I have a table with 1699 columns and when I'm trying to insert more columns I get,

Error Code: 1117. Too many columns

In this table I have only 1000 rows. For me the most important thing is the number of columns. Are there any limitations on the table? I want to create 2000 columns. Is that possible?

  • 24
    Good lord, what the heck for. This smells like an insanely poor database design. Or perhaps you are using the wrong tool for the job. Perhaps you should be looking at database normalization
    – Zoredache
    Commented Jul 20, 2011 at 7:27
  • 12
    Rotate your monitor 90 degrees. More seriously, MySQL (or almost any other RDBMS) is not designed for THAT many columns.
    – Janne Pikkarainen
    Commented Jul 20, 2011 at 7:29
  • 12
    And why should 2000 sensors lead to 2000 columns? Redesign your database. Create a separate sensor table or something, but DO NOT add each sensor as a new column. That's just unbelievably wrong thing to do.
    – Janne Pikkarainen
    Commented Jul 20, 2011 at 7:35
  • 7
    Maximum table number ... whoa there!

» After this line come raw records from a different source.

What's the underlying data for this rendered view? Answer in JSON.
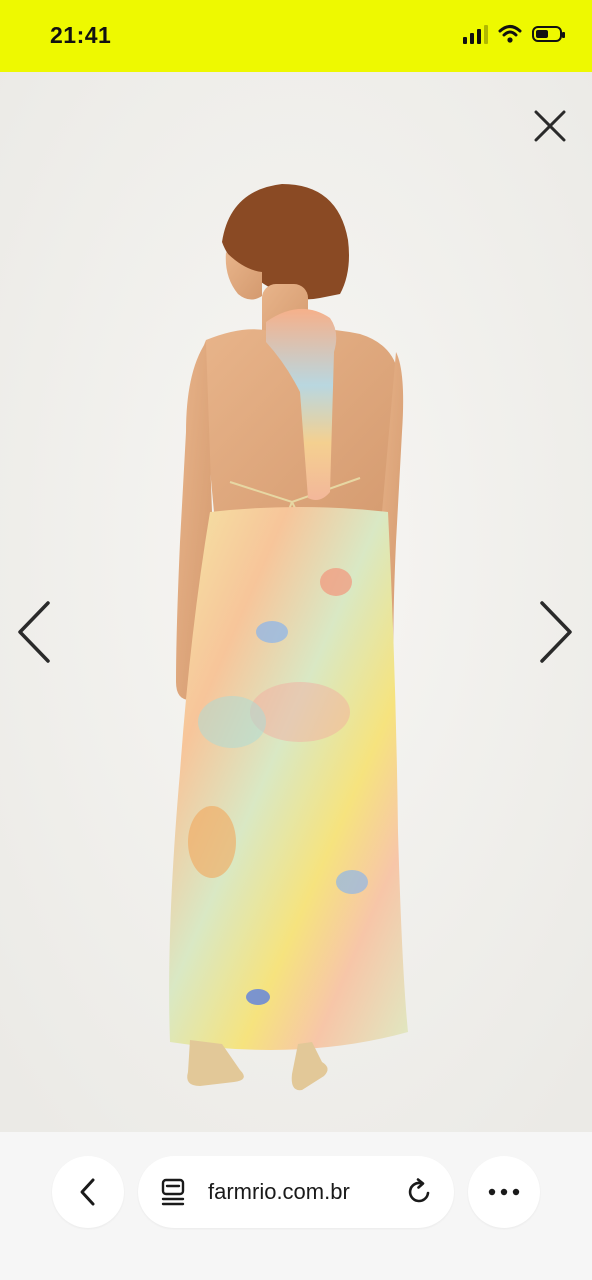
{
  "status_bar": {
    "time": "21:41",
    "icons": [
      "cellular-signal-icon",
      "wifi-icon",
      "battery-icon"
    ],
    "battery_level": 0.55,
    "background_color": "#eef900"
  },
  "viewer": {
    "image": "product-photo-back-view-halter-maxi-dress",
    "close_icon": "close-icon",
    "prev_icon": "chevron-left-icon",
    "next_icon": "chevron-right-icon"
  },
  "browser_bar": {
    "back_icon": "chevron-left-icon",
    "page_icon": "page-info-icon",
    "url": "farmrio.com.br",
    "reload_icon": "reload-icon",
    "more_icon": "more-icon"
  }
}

You'll likely need only couple of tables. Don't even consider creating 2000 tables instead of 2000 columns!
    – Janne Pikkarainen
    Commented Jul 20, 2011 at 7:45
  • 2
    Please, Please, Please read about Database Normalization!
    – Chris S
    Commented Jul 20, 2011 at 13:28

6 Answers 6


Why would you need to create a table with even 20 columns, let alone 2000 ???

Granted, denormalized data can prevent having to do JOINs to retrieve many columns of data. However, if you have over 10 columns, you should stop and think about what would happen under the hood during data retrieval.

If a 2000 column table undergoes SELECT * FROM ... WHERE, you would generate large temp tables during the processing, fetching columns that are unnecessary, and creating many scenarios where communication packets (max_allowed_packet) would be pushed to the brink on every query.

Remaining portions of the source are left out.